One of the big issues McGowan deals with is quality control and product consistency of its baked goods. To help with that, Crumbl uses an app, which it launched in 2018. Through this online storefront, Crumbl releases new flavors to customers and fulfills digital and in-store orders. The app is powered by Crumbl’s official site — which means that all locations follow the same sales and fulfillment protocols — and has helped streamline daily operations. 

“Cookie quality is a top priority for our business, and we’ve seen our fair share of challenges in sustaining this among so many locations,” he said. At Crumbl, each batch of cookies is made from scratch every day, which makes quality control vital while franchising, said McGowan. To oversee this, Crumbl has in-house compliance and quality teams that inspect each location’s branding and recipes. 

Another way companies are keeping franchises under control is in the way they find potential franchisees.
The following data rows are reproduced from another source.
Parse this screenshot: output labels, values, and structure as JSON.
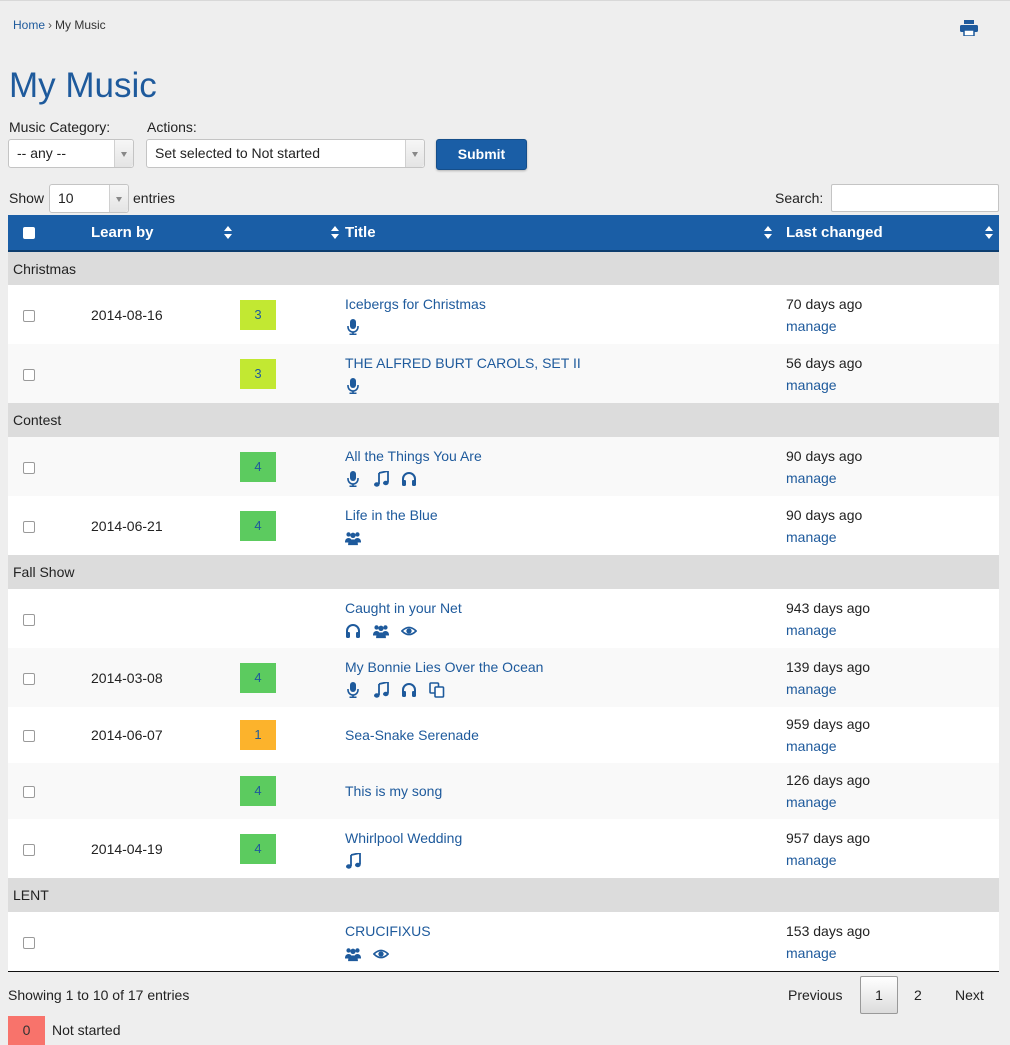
{
  "breadcrumb": {
    "home": "Home",
    "separator": "›",
    "current": "My Music"
  },
  "page_title": "My Music",
  "filters": {
    "category_label": "Music Category:",
    "category_value": "-- any --",
    "actions_label": "Actions:",
    "actions_value": "Set selected to Not started",
    "submit_label": "Submit"
  },
  "length": {
    "show_label": "Show",
    "value": "10",
    "entries_label": "entries"
  },
  "search": {
    "label": "Search:",
    "value": ""
  },
  "columns": {
    "learn_by": "Learn by",
    "title": "Title",
    "last_changed": "Last changed"
  },
  "manage_label": "manage",
  "status_colors": {
    "0": "#f8736b",
    "1": "#fcb32c",
    "3": "#c2e832",
    "4": "#5ccb5f"
  },
  "groups": [
    {
      "name": "Christmas",
      "rows": [
        {
          "learn_by": "2014-08-16",
          "status": "3",
          "title": "Icebergs for Christmas",
          "icons": [
            "microphone-icon"
          ],
          "last_changed": "70 days ago"
        },
        {
          "learn_by": "",
          "status": "3",
          "title": "THE ALFRED BURT CAROLS, SET II",
          "icons": [
            "microphone-icon"
          ],
          "last_changed": "56 days ago"
        }
      ]
    },
    {
      "name": "Contest",
      "rows": [
        {
          "learn_by": "",
          "status": "4",
          "title": "All the Things You Are",
          "icons": [
            "microphone-icon",
            "music-note-icon",
            "headphones-icon"
          ],
          "last_changed": "90 days ago"
        },
        {
          "learn_by": "2014-06-21",
          "status": "4",
          "title": "Life in the Blue",
          "icons": [
            "group-icon"
          ],
          "last_changed": "90 days ago"
        }
      ]
    },
    {
      "name": "Fall Show",
      "rows": [
        {
          "learn_by": "",
          "status": "",
          "title": "Caught in your Net",
          "icons": [
            "headphones-icon",
            "group-icon",
            "eye-icon"
          ],
          "last_changed": "943 days ago"
        },
        {
          "learn_by": "2014-03-08",
          "status": "4",
          "title": "My Bonnie Lies Over the Ocean",
          "icons": [
            "microphone-icon",
            "music-note-icon",
            "headphones-icon",
            "copy-icon"
          ],
          "last_changed": "139 days ago"
        },
        {
          "learn_by": "2014-06-07",
          "status": "1",
          "title": "Sea-Snake Serenade",
          "icons": [],
          "last_changed": "959 days ago"
        },
        {
          "learn_by": "",
          "status": "4",
          "title": "This is my song",
          "icons": [],
          "last_changed": "126 days ago"
        },
        {
          "learn_by": "2014-04-19",
          "status": "4",
          "title": "Whirlpool Wedding",
          "icons": [
            "music-note-icon"
          ],
          "last_changed": "957 days ago"
        }
      ]
    },
    {
      "name": "LENT",
      "rows": [
        {
          "learn_by": "",
          "status": "",
          "title": "CRUCIFIXUS",
          "icons": [
            "group-icon",
            "eye-icon"
          ],
          "last_changed": "153 days ago"
        }
      ]
    }
  ],
  "footer": {
    "info": "Showing 1 to 10 of 17 entries",
    "previous": "Previous",
    "pages": [
      "1",
      "2"
    ],
    "current_page": "1",
    "next": "Next"
  },
  "legend": [
    {
      "value": "0",
      "label": "Not started",
      "color": "#f8736b"
    }
  ]
}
WellBiz Brands, the parent company of franchised brands Elements Massage, Drybar and Amazing Lash Studio, seeks out avid fans as potential business partners.

Many of the WellBiz brands’ newest franchisees were existing studio customers, according to Lauren Wanamaker, senior director of development at WellBiz Brands. “With brands like Amazing Lash, there is a strong following that wants to be involved in the business,” said Wanamaker.

WellBiz selects franchisee candidates based on their financial qualifications but also “their understanding of the brand and willingness to uphold standards,” said Wanamaker. To ensure consistency across all locations, WellBiz monitors them on a regular basis, including inspection of staff training, marketing materials, and studio aesthetics. 

“We’ve ensured that we only sign engaged franchisees who are invested in the brand,” said Wanamaker. “It’s by no means a passive model where the business runs itself.” 

For all of these companies, franchises have become a way to grow quick — but they’re also figuring out new ways to make sure the locations all work well in concert with each other. Said Crumbl’s McGowan, “we have to have specific processes and teams in place to ensure we’re controlling the brand.”